Vinodkumar Prasoon Kumar, Ozcinar Cagri, Anbarjafari Gholamreza
iCV Lab, Institute of Technology, University of Tartu, 51009 Tartu, Estonia.
PwC Advisory Finland, 00180 Helsinki, Finland.
Entropy (Basel). 2021 May 14;23(5):608. doi: 10.3390/e23050608.
CRISPR/Cas9 is a powerful genome-editing technology that has been widely applied in targeted gene repair and gene expression regulation. One of the main challenges for the CRISPR/Cas9 system is the occurrence of unexpected cleavage at some sites (off-targets) and predicting them is necessary due to its relevance in gene editing research. Very few deep learning models have been developed so far to predict the off-target propensity of single guide RNA (sgRNA) at specific DNA fragments by using artificial feature extract operations and machine learning techniques; however, this is a convoluted process that is difficult to understand and implement for researchers. In this research work, we introduce a novel graph-based approach to predict off-target efficacy of sgRNA in the CRISPR/Cas9 system that is easy to understand and replicate for researchers. This is achieved by creating a graph with sequences as nodes and by using a link prediction method to predict the presence of links between sgRNA and off-target inducing target DNA sequences. Features for the sequences are extracted from within the sequences. We used HEK293 and K562 t datasets in our experiments. GCN predicted the off-target gene knockouts (using link prediction) by predicting the links between sgRNA and off-target sequences with an auROC value of 0.987.

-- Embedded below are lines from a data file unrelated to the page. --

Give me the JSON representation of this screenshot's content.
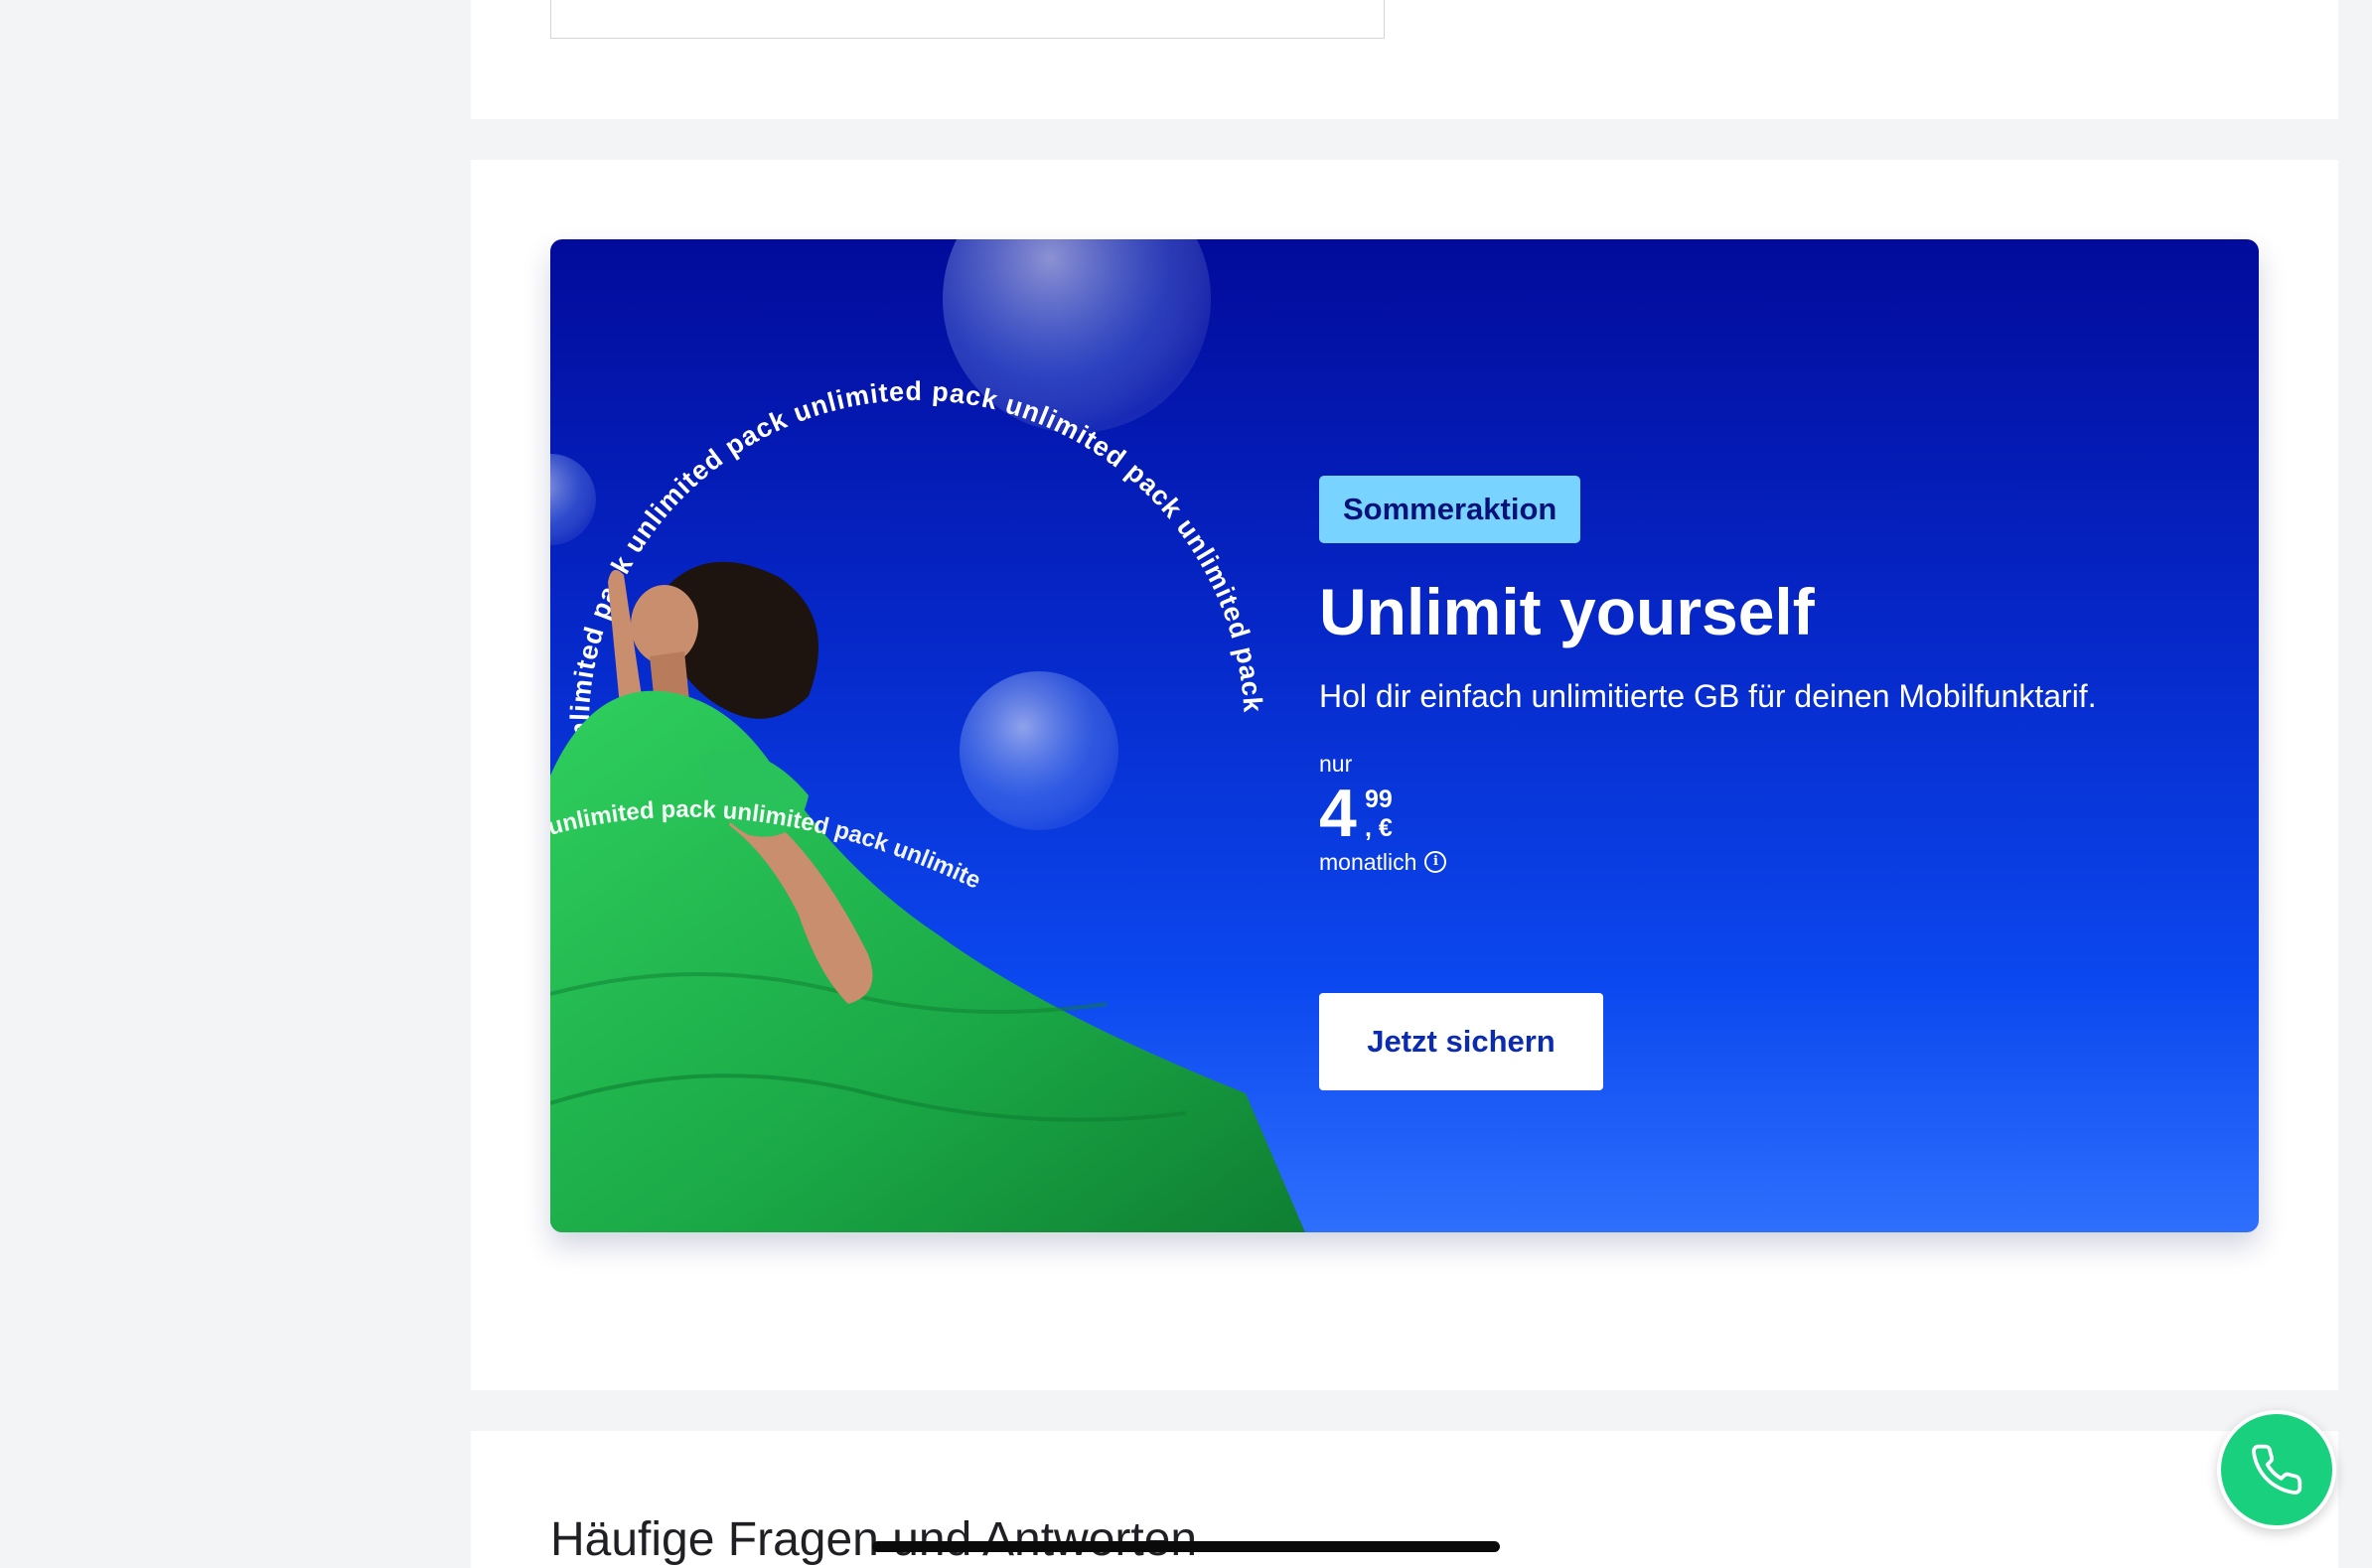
{
  "promo": {
    "badge": "Sommeraktion",
    "headline": "Unlimit yourself",
    "subline": "Hol dir einfach unlimitierte GB für deinen Mobilfunktarif.",
    "price": {
      "prefix": "nur",
      "main": "4",
      "cents": "99",
      "currency": ", €",
      "suffix": "monatlich",
      "info_icon": "info-icon"
    },
    "cta_label": "Jetzt sichern",
    "image": {
      "arc_text": "unlimited pack unlimited pack unlimited pack unlimited pack unlimited pack",
      "band_text": "unlimited pack unlimited pack unlimited",
      "description": "woman-in-green-dress-icon"
    },
    "colors": {
      "banner_top": "#020b9b",
      "banner_bottom": "#2e6ffd",
      "badge_bg": "#78d3ff",
      "badge_text": "#06127a",
      "dress": "#1fb44f"
    }
  },
  "faq": {
    "title": "Häufige Fragen und Antworten"
  },
  "fab": {
    "icon": "phone-icon",
    "color": "#18d07e"
  }
}
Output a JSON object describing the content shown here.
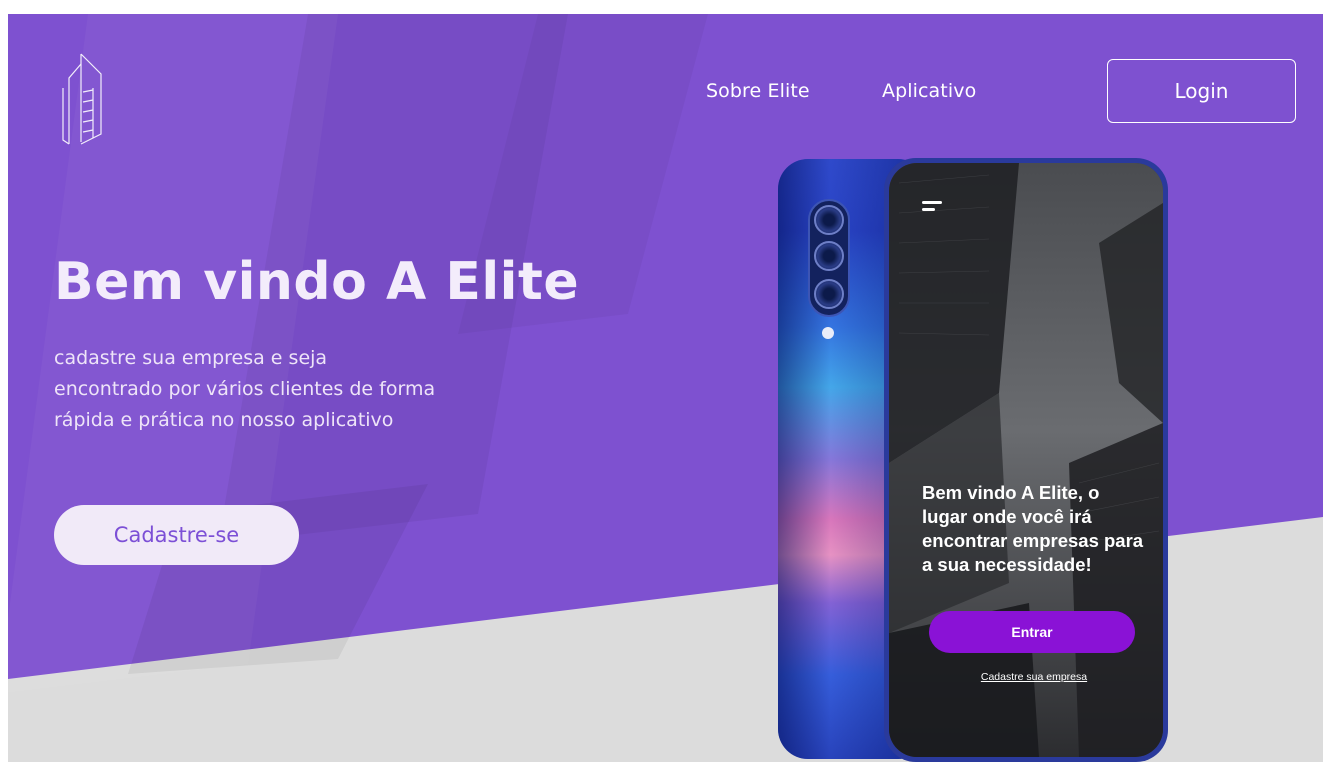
{
  "colors": {
    "primary_purple": "#7e51d0",
    "light_gray": "#dcdcdc",
    "button_purple": "#8a12d6",
    "hero_text": "#f3ecfb"
  },
  "header": {
    "logo_icon": "building-logo-icon",
    "nav": [
      {
        "label": "Sobre Elite"
      },
      {
        "label": "Aplicativo"
      }
    ],
    "login_label": "Login"
  },
  "hero": {
    "title": "Bem vindo A Elite",
    "subtitle_lines": [
      "cadastre sua empresa e seja",
      "encontrado por vários clientes de forma",
      "rápida e prática no nosso aplicativo"
    ],
    "cta_label": "Cadastre-se"
  },
  "phone": {
    "menu_icon": "hamburger-menu-icon",
    "headline_lines": [
      "Bem vindo A Elite, o",
      "lugar onde você irá",
      "encontrar empresas para",
      "a sua necessidade!"
    ],
    "enter_label": "Entrar",
    "register_link": "Cadastre sua empresa"
  }
}
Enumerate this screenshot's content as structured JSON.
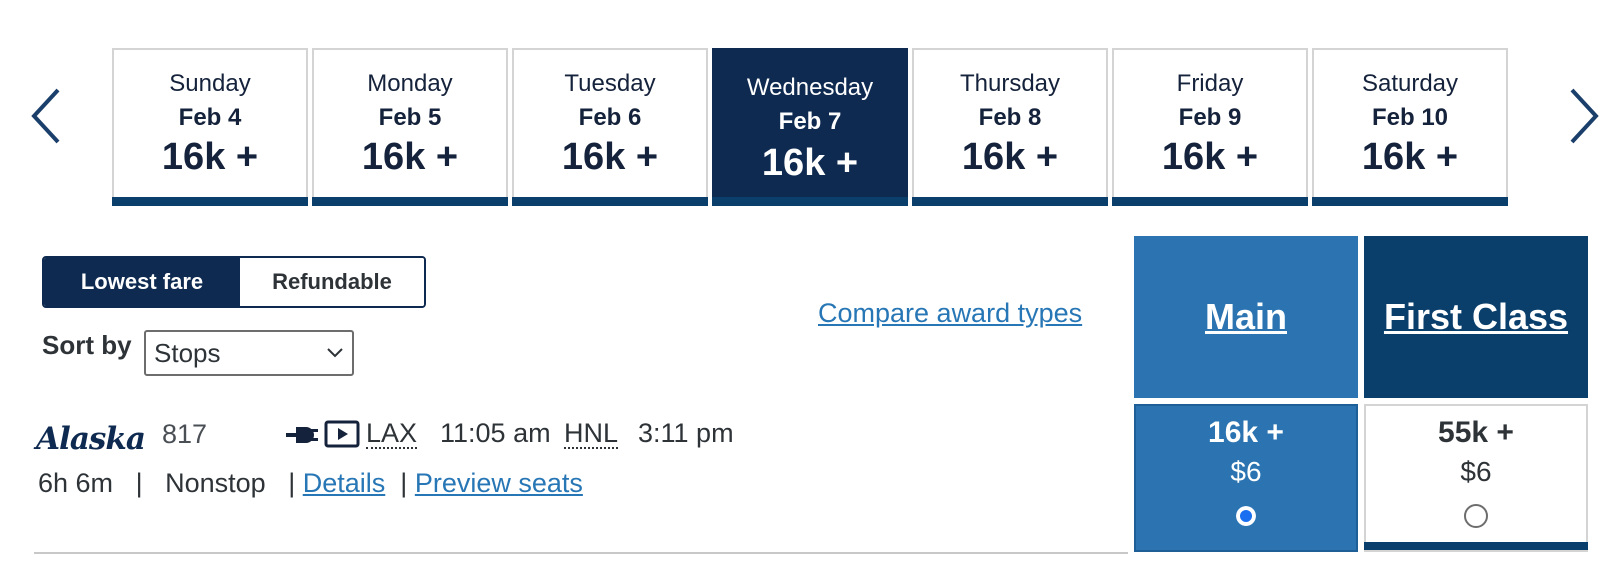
{
  "nav": {
    "prev_icon": "chevron-left-icon",
    "next_icon": "chevron-right-icon"
  },
  "dates": [
    {
      "day": "Sunday",
      "date": "Feb 4",
      "price": "16k +",
      "selected": false
    },
    {
      "day": "Monday",
      "date": "Feb 5",
      "price": "16k +",
      "selected": false
    },
    {
      "day": "Tuesday",
      "date": "Feb 6",
      "price": "16k +",
      "selected": false
    },
    {
      "day": "Wednesday",
      "date": "Feb 7",
      "price": "16k +",
      "selected": true
    },
    {
      "day": "Thursday",
      "date": "Feb 8",
      "price": "16k +",
      "selected": false
    },
    {
      "day": "Friday",
      "date": "Feb 9",
      "price": "16k +",
      "selected": false
    },
    {
      "day": "Saturday",
      "date": "Feb 10",
      "price": "16k +",
      "selected": false
    }
  ],
  "fare_toggle": {
    "active": "Lowest fare",
    "inactive": "Refundable"
  },
  "sort": {
    "label": "Sort by",
    "value": "Stops"
  },
  "compare_link": "Compare award types",
  "cabins": {
    "main": {
      "label": "Main"
    },
    "first": {
      "label": "First Class"
    }
  },
  "flight": {
    "airline": "Alaska",
    "number": "817",
    "amenities": [
      "power-outlet-icon",
      "video-icon"
    ],
    "origin": "LAX",
    "depart": "11:05 am",
    "destination": "HNL",
    "arrive": "3:11 pm",
    "duration": "6h 6m",
    "stops": "Nonstop",
    "details_link": "Details",
    "seats_link": "Preview seats",
    "fares": {
      "main": {
        "miles": "16k +",
        "tax": "$6",
        "selected": true
      },
      "first": {
        "miles": "55k +",
        "tax": "$6",
        "selected": false
      }
    }
  },
  "colors": {
    "navy": "#0e2a50",
    "blue": "#2b74b1",
    "dark_blue": "#0a3e6b",
    "link": "#2776b5"
  }
}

CRISPR/Cas9是一种强大的基因组编辑技术,已广泛应用于靶向基因修复和基因表达调控。CRISPR/Cas9系统的主要挑战之一是在某些位点(脱靶位点)出现意外切割,由于其与基因编辑研究的相关性,对其进行预测很有必要。到目前为止,通过使用人工特征提取操作和机器学习技术来预测特定DNA片段上单导向RNA(sgRNA)的脱靶倾向的深度学习模型非常少;然而,这是一个复杂的过程,研究人员很难理解和实施。在这项研究工作中,我们引入了一种新颖的基于图的方法来预测CRISPR/Cas9系统中sgRNA的脱靶效率,研究人员很容易理解和复制该方法。这是通过创建一个以序列为节点的图,并使用链接预测方法来预测sgRNA与脱靶诱导靶DNA序列之间链接的存在来实现的。序列的特征是从序列内部提取的。我们在实验中使用了HEK293和K562数据集。GCN通过预测sgRNA与脱靶序列之间的链接来预测脱靶基因敲除(使用链接预测),auROC值为0.987。